Johnny Ronan backed by UK Plc in bid to pay off debt

Supported by Development Securities as he fights to exit Nama

Developer Johnny Ronan is being backed by Development Securities, a €343 million British property investor listed on the London Stock Exchange, as he fights to finally exit Nama by repaying his personal company debts.

Mr Ronan, one of the most high-profile developers in Ireland's boom, has engaged with Nama in recent weeks in relation to his proposed bid to pay off his debts.

He has told the State property agency that Development Securities has expressed preliminary interest in buying out his debts at par, the only way a Nama developer can exit the agency.

The move follows discussions between Mr Ronan and Nama about the future of his personal property portfolio. Interest among international investors has surged for assets after Ireland's exit from the EU-IMF bailout.
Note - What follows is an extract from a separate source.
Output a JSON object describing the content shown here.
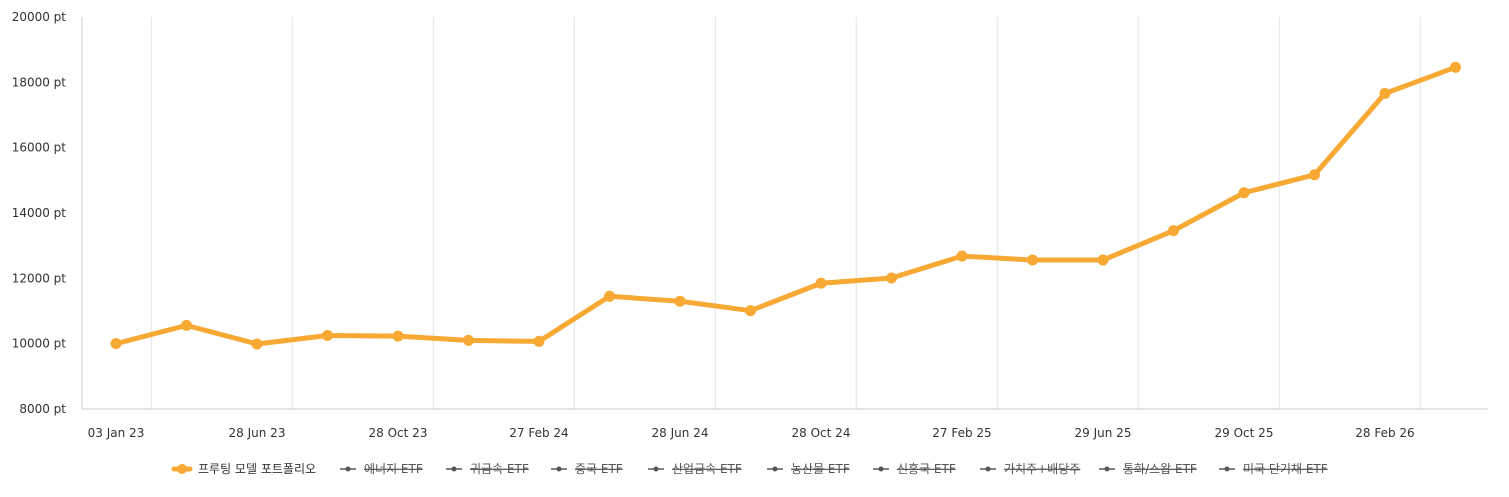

Nama has put a number of loans books associated with individual developers up for sale in the last six months and it is thought to have considered taking this approach with Mr Ronan.

Development Securities was founded in 1993 and its experienced management team has a track record in funding projects by itself and with larger investment funds. A spokesperson for Development Securities did not respond to requests for comment. Mr Ronan could not be contacted.

Prime Dublin offices

Mr Ronan’s personal and private company related debt totals about €250 million.

His assets include prime Dublin offices including Treasury Buildings, which houses Nama and the developer's own private office, as well as Connaught House, which is occupied by the former Anglo Irish Bank. He also owns the building which houses Bewley's on Grafton Street.

In 2011 Mr Ronan's main company Treasury Holdings was placed into receivership by Nama on foot of debts of more than €1 billion, but he was allowed to continue to manage his personal property portfolio.

Mr Ronan recently launched a website called the Ronan Group, outlining his record as a developer.